Halona se había quedado con la mano suspendida en el aire para estrechármela como habría aprendido de los blancos como yo. La otra mujer me escudriñó angustiada y le apretó el hombro. Estaba a punto de hacerle saber quién era y, de paso, informarle sobre por qué no podía devolverle el saludo. No es que no quisiera, es que no podía. Estaba detenida en un otoño sin tiempo.

— Si me disculpáis, necesito tomar el aire.

Me levanté de un resorte con los ojos secos. Las dos intentaron detenerme con educación, pero salí de allí sin una noción clara del equilibrio. La nieve había retomado su caída, acompañada de la música de los tambores y las ofrendas que persistían alrededor de la gran hoguera.

— Espera — la escuché a lo lejos.

Eché a andar, rumbo al matadero de mis propios recuerdos. Halona no me siguió. Las imágenes de su cuerpo, de su rostro, me sacudieron con un sentido distinto. Tan bella, tan afortunada. A su lado, yo solo sería un corte en la mejilla.

— Waaseyaa, hija mía, Wenonah estaba buscándote.

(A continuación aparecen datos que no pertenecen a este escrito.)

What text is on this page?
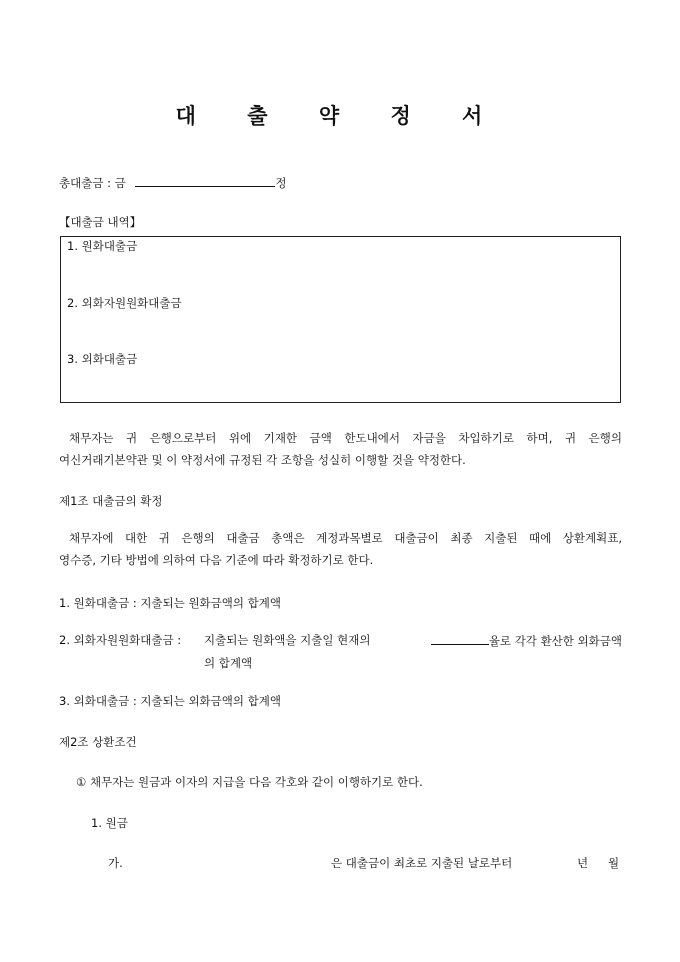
대 출 약 정 서
총대출금 : 금	정
【대출금 내역】
1. 원화대출금
2. 외화자원원화대출금
3. 외화대출금
채무자는 귀 은행으로부터 위에 기재한 금액 한도내에서 자금을 차입하기로 하며, 귀 은행의
여신거래기본약관 및 이 약정서에 규정된 각 조항을 성실히 이행할 것을 약정한다.
제1조 대출금의 확정
채무자에 대한 귀 은행의 대출금 총액은 계정과목별로 대출금이 최종 지출된 때에 상환계획표,
영수증, 기타 방법에 의하여 다음 기준에 따라 확정하기로 한다.
1. 원화대출금 : 지출되는 원화금액의 합계액
2. 외화자원원화대출금 : 지출되는 원화액을 지출일 현재의	율로 각각 환산한 외화금액
의 합계액
3. 외화대출금 : 지출되는 외화금액의 합계액
제2조 상환조건
① 채무자는 원금과 이자의 지급을 다음 각호와 같이 이행하기로 한다.
1. 원금
가.	은 대출금이 최초로 지출된 날로부터	년 월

Casi me choqué de bruces contra Honovi. Era evidente que estaba alterada, por lo que me observó detenidamente. Sin embargo, no preguntó qué me ocurría o si estaba bien, sino que continuó serio.

— Tú lo sabías — comprendí. La rabia me subió por la garganta —. Tú sabías que ella estaría aquí.

"Tú sabías que ella estaría aquí y has provocado que nos encontremos".

— ¿Por qué has...?

Me falló la voz. Él intentó explicarse o quizá consolarme, pero estaba demasiado nerviosa para tomármelo de buena gana. No me salían las palabras. Sin que me retuviera, recogí lo que me restaba de dignidad, retomando mi marcha hacia ningún lugar con el único objetivo de quedarme a solas. Caminé con aquellos zapatos, los de la mujer que había logrado arrebatarme mi sueño, hacia campo abierto. Me separé de los tipis hasta que pude ver la columna de humo subiendo hacia el cielo estrellado. Había un grito, un grito guardado en el dolor más profundo, que se posó cual gorrión en mi lengua. No pudo salir, aterrado, mas me empujó a quitarme los mocasines de piel y lanzarlos inútilmente. La rabia era una costra infectada que me engañaba, haciéndome creer que la costilla que yo le había entregado a Namid jamás había abandonado mi pecho. Que todavía estaba ahí, que era mía, cuando nada más quedaba una corteza farsante, tallada sin piedad como aquel nogal sacrificado por mi arrogancia.

Me dejé caer de rodillas sobre los montículos de nieve acumulada, descalza. Enterré la cara entre las manos, rompiendo a llorar. El tamaño de mis pies era el mismo que el suyo... Pero su amor no podía ser igual que el mío. No podía, ¿verdad? Aunque ella tuviera la potestad de despertarse en su cama todas las mañanas, de prepararle los trozos de carne salada que le gustaban, de atender cómo tarareaba las canciones de su madre mientras cazaba, de recibir sus flores y besos, ella nunca podría amarle como yo había llegado a amarle.

¿Verdad?


***


Regresé al grupo con la mayor calma de la que fui capaz. Mis párpados hinchados me delataban, mas me obligué a recomponerme y ser respetuosa. Había sido conocedora durante largas temporadas del compromiso de Namid, de que terminaría casándose, y había participado en ello: era mi deber acatar las consecuencias por mucho que me destruyera por dentro.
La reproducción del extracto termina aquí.